Don du sang et homosexualité : le Comité d'éthique prône le statu quo
L'exclusion permanente des homosexuels du don du sang doit être maintenue pour l'instant, selon le Comité Consultatif national d'éthique (CCNE) qui prône "une réflexion collective approfondie" et "le développement de [nouvelles] recherches" avant toute modification.
L'avis du CCNE
"Au stade actuel des connaissances, et tant que les réflexions, évolutions et recherches demandées n'auront pas abouti, toute modification des contre-indications exposerait à des risques médicaux qui doivent être pris en considération d'un point de vue éthique", indique le CCNE dans un avis rendu public ce 31 mars, très attendu.
Ces risques sont, selon le CCNE, "liés aux incertitudes scientifiques actuelles mais aussi à une absence d'évolution des campagnes d'information qui permette une véritable responsabilisation des personnes qui ont eu des comportements à risques récents".

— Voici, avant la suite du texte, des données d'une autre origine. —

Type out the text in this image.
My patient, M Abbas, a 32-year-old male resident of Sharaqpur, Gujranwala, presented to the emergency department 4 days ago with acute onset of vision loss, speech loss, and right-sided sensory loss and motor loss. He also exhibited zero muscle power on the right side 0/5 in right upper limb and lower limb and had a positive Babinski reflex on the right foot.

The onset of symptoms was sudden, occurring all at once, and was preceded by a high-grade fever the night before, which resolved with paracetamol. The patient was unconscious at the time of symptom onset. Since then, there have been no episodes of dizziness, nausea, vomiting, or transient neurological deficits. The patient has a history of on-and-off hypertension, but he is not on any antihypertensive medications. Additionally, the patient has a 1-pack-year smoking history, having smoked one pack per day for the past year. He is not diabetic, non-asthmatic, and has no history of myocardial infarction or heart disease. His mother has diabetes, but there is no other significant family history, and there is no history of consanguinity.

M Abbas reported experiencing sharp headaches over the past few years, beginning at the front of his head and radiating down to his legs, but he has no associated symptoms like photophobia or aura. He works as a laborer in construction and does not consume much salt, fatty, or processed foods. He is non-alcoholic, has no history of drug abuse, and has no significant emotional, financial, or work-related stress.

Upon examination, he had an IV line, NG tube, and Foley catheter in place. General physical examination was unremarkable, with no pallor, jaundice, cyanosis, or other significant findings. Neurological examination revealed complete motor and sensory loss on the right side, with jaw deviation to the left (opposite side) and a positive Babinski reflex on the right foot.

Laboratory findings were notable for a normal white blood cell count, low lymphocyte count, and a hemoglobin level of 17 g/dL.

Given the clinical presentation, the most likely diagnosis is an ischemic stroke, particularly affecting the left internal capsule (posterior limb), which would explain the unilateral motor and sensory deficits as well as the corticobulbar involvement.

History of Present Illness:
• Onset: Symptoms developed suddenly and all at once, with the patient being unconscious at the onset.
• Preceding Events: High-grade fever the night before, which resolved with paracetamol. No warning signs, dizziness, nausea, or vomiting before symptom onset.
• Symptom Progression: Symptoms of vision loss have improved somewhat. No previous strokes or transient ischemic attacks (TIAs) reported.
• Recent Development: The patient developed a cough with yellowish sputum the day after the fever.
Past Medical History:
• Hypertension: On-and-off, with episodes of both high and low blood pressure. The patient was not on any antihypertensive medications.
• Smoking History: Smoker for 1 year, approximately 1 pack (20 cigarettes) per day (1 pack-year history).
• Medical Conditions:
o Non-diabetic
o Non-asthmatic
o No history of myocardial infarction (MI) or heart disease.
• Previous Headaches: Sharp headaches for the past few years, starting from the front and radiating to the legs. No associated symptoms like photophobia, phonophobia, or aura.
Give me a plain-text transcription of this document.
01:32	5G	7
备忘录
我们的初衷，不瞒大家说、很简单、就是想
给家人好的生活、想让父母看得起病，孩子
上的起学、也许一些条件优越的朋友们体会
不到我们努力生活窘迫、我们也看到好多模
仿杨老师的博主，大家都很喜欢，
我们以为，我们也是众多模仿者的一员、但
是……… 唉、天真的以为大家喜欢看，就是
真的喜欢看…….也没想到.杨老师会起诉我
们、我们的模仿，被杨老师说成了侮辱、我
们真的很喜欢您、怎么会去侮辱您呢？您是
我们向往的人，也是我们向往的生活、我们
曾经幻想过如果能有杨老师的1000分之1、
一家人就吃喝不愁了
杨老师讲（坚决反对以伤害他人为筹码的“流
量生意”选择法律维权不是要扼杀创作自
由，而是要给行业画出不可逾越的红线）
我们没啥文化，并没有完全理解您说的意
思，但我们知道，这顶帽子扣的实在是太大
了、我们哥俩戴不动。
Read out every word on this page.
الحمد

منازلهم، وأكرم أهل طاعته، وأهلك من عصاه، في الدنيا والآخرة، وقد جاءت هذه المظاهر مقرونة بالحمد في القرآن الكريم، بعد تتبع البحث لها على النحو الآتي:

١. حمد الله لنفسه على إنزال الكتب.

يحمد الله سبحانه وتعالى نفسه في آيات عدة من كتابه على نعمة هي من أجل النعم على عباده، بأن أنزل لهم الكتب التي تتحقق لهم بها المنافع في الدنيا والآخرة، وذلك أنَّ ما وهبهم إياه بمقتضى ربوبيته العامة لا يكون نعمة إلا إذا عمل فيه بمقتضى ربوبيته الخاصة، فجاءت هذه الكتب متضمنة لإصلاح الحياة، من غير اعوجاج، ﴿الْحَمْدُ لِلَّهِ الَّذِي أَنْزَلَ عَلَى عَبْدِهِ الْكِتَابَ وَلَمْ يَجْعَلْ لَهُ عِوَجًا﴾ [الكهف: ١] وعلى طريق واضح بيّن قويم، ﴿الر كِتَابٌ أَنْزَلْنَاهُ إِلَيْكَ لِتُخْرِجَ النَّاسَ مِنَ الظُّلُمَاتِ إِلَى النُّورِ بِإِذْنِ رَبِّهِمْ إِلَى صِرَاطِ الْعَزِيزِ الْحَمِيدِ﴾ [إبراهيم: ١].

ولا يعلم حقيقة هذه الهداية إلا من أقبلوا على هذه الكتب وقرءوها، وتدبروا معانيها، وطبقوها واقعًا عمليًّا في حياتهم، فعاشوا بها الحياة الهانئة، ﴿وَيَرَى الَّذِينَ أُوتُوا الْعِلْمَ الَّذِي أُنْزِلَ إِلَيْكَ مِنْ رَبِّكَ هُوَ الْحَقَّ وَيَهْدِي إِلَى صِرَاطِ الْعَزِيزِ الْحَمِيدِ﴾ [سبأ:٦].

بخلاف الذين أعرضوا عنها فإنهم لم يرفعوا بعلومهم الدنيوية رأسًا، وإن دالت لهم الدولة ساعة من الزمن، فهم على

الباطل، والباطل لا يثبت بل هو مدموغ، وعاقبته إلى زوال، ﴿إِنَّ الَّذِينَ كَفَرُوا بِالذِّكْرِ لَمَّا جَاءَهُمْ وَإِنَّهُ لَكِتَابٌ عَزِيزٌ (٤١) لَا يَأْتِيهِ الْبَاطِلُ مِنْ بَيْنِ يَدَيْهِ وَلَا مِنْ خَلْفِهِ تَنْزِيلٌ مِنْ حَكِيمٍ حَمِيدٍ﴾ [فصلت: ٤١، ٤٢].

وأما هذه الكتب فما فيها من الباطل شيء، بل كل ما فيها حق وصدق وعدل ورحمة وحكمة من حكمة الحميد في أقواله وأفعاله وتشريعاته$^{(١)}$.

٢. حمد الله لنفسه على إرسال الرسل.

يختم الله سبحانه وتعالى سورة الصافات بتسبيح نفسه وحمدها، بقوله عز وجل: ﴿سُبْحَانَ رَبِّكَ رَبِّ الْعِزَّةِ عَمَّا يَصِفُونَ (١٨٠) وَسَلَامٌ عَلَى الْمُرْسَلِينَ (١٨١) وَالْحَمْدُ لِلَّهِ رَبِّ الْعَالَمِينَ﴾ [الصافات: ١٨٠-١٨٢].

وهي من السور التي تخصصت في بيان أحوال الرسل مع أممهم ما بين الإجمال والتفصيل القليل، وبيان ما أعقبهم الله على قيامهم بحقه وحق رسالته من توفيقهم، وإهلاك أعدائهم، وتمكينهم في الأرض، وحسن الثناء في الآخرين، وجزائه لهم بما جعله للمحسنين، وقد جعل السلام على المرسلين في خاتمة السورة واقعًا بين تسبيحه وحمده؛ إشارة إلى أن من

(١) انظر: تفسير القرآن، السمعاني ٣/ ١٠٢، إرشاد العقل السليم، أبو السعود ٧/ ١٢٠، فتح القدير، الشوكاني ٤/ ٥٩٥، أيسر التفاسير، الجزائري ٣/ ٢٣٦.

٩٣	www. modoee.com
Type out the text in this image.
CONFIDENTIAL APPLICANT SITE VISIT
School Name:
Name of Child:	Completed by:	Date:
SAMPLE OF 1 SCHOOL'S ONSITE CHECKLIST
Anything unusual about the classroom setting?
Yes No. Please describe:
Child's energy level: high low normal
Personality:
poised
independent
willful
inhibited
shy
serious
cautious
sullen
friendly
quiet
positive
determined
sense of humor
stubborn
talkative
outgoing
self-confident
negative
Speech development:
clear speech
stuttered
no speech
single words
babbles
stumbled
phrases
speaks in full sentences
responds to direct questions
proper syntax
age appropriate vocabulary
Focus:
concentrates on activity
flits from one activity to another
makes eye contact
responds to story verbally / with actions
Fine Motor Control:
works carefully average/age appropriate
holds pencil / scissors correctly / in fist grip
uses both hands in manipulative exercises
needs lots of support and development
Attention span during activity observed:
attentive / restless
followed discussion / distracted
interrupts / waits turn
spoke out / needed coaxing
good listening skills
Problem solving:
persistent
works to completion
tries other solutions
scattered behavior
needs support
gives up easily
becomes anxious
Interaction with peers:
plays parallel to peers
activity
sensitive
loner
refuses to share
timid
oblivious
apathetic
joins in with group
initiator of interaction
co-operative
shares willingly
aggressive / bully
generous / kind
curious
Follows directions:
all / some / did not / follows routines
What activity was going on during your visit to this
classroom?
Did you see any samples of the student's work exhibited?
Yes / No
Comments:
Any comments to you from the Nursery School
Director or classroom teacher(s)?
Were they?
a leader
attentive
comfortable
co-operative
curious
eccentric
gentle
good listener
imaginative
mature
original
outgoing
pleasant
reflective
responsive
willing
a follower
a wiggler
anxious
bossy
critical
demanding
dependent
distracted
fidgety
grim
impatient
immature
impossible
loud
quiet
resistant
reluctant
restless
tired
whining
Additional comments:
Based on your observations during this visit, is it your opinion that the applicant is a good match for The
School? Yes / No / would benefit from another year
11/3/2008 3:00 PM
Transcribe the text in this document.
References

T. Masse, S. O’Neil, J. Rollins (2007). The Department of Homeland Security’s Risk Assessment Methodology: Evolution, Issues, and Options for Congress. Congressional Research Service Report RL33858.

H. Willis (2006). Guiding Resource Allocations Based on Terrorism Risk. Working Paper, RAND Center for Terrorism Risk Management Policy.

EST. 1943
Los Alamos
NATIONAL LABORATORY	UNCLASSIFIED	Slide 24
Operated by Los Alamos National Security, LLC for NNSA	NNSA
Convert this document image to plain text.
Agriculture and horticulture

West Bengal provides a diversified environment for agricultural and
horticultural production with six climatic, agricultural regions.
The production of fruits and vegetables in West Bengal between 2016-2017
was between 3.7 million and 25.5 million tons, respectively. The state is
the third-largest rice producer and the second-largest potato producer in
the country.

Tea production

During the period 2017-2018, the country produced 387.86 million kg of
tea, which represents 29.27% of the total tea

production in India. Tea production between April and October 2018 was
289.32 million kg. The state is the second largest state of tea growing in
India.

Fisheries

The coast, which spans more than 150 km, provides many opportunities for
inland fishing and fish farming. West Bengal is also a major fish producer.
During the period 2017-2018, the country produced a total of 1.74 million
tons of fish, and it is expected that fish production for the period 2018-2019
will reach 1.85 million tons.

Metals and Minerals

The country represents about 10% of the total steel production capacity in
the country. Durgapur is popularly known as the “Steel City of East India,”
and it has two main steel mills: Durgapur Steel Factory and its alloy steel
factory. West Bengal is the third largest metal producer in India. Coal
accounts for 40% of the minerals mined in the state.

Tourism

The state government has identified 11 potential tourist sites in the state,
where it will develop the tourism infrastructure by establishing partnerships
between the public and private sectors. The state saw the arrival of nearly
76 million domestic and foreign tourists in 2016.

L'avis du CCNE avait été sollicité par la ministre de la Santé Marisol Touraine, suite à des évolutions intervenues dans plusieurs pays occidentaux et aux demandes pressantes de plusieurs associations assimilant cette interdiction du don du sang à une forme de discrimination sur l'orientation sexuelle.
Dans son avis, le CCNE relève également qu'il "n'est pas dans la mission du CCNE de se prononcer à l'avance sur ce qu'il conviendrait de faire en préjugeant du résultat des recherches scientifiques et médicales comme des évolutions qu'il propose".
"Pour ces raisons, le CCNE dans sa majorité recommande que - dans l'attente des recherches et des évolutions demandées – les contre-indications soient maintenues".
"Nous sommes très déçus, même si ce n’est pas réellement une surprise de la part du CCNE, qui adopte souvent des positions qui semblent conservatrices", nous déclare Yohann Roszéwitch, président de l’association SOS Homophobie. "C’est d’autant plus décevant qu’il y avait une annonce en ce sens de la ministre. Elle s’est prononcée en faveur d’une levée de cette interdiction le 17 mars affirmant « qu’il ne serait pas acceptable que l’orientation sexuelle soit perçue comme un critère d’exclusion » et rappelait qu’il n’y a pas de "population à risques", et seulement des "pratiques à risques". Il serait donc paradoxal que le ministère suive cet avis. Mais le gouvernement se réfugie souvent derrière les avis du CCNE. Ce serait encore une promesse [du candidat Hollande] qui serait reniée en matière de droit des homosexuels. Ici, on parle même de devoir vis-à-vis du don du sang, alors que l’EFS fait régulièrement campagne sur la pénurie de don du sang. Nous voulons être confiants, mais restons prudents, et vigilants. "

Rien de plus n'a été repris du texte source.